Expression and complex formation of p16/pRB pathway proteins in normal and tumor-derived breast epithelial cells. (A) Western blot analysis: exponentially growing normal and tumor cells were subjected to Western blot analysis using 50 μg of protein for each cell line in each lane of either a 6% (pRb), 13% (cyclin D1, cdk4, and cdk6), or 15% (p16) acrylamide gel and blotted as described. The same blot was reacted with cyclin D1, cdk4, and cdk6 affinity-purified antibodies.
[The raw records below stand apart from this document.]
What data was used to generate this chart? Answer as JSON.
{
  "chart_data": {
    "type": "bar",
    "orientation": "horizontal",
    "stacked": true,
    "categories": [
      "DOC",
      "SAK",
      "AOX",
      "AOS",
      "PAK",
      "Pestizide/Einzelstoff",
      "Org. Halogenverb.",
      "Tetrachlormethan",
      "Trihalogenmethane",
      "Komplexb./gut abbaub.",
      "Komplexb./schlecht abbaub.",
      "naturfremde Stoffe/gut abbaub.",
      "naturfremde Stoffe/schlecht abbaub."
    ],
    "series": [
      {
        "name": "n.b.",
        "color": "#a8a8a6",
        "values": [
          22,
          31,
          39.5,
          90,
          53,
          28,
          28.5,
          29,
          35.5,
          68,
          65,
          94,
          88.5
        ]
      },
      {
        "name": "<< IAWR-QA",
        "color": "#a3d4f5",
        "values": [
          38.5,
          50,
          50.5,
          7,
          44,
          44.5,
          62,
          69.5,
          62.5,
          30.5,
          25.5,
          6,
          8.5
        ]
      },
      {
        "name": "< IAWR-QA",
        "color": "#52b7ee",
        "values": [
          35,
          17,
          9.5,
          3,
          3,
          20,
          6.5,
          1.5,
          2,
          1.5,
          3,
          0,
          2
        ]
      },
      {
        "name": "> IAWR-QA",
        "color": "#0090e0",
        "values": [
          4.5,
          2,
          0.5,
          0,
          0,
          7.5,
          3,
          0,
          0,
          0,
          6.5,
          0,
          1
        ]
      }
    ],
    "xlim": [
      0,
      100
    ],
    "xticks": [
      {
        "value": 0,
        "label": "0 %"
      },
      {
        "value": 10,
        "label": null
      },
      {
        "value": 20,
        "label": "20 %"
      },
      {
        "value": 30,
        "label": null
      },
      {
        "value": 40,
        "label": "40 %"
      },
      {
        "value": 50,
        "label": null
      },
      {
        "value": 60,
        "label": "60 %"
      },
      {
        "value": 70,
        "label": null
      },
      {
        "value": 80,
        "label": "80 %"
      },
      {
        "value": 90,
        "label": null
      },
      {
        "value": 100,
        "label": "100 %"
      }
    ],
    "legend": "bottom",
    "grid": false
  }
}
The blots were stripped between the three antibodies in 100 mM 2-mercaptoethanol, 62.5 mM Tris·HCl (pH 6.8), and 2% SDS for 30 min at 55°C. (B) Immune-complex formation: for immunoprecipitation followed by Western blot analysis, equal amounts of protein (500 μg) from cell lysates prepared from each cell line were immunoprecipitated with either monoclonal antibody to p16 (p16/cdk4 and p16/cdk6), polyclonal antibody to cyclin D1 (cyclin D1/cdk4), or a monoclonal antibody to cyclin D1 (cyclin D1/cdk6), coupled to protein A/G beads, and the immunoprecipitates were washed, boiled for 3 min, separated by SDS/13% PAGE, blotted to Immobilon membranes, and hybridized with either polyclonal antibody to cdk4 (p16/cdk4), polyclonal antibody to cdk6 (p16/cdk6 and cyclin D1/cdk6; arrow pointing to the complexed protein), or monoclonal antibody to cdk4 (cyclin D1/cdk4). The list of normal and tumor cell lines is presented in Table 1 using identical numbers.

Figure 2

Phosphorylation of pRb in synchronized population of tumor versus normal cells. Both cell types were synchronized by double thymidine block procedure. At the indicated times after release from double thymidine block, cell lysates were prepared and subjected to Western blot analysis (A) and histone H1 or GST-Rb kinase analysis (B). Protein (50 μg) for each time point was applied to each lane of either a 6% (pRb) or 10% (cyclins E and A) acrylamide gel and blotted as described. The same blot was reacted with cyclin E monoclonal (HE12) and cyclin A affinity-purified polyclonal antibodies. The blots were stripped between the two assays as described for Fig. 1. For kinase activity, equal amounts of proteins (600 μg) from cell lysates prepared from each cell line at the indicated times were immunoprecipitated with anti-cyclin E (polyclonal) coupled to protein A beads using either histone H1 or purified GST-Rb as substrates. (C) The relative percentage of cells in different phases of the cell cycle for each cell line at various times after release from double thymidine block was calculated from flow cytometric measurements of DNA content. ♦, cells in S phase; ○, cells in G₂/M phase; □, cells in G₁ phase.

Figure 3

Cyclin E is the predominant cyclin in p107/E2F complexes in tumor cells. E2F complexes were analyzed by gel retardation assays using cell lysates (15 μg) prepared from synchronized populations (see Fig. 2) of normal 76N cells (A) and tumor MDA-MB-157 cells (B). The oligonucleotide used as a labeled DNA probe includes the E2F binding site of the human dehydrofolate reductase promoter. The anti-cyclin E antibody (200 ng) was used to disrupt the E2F complexes.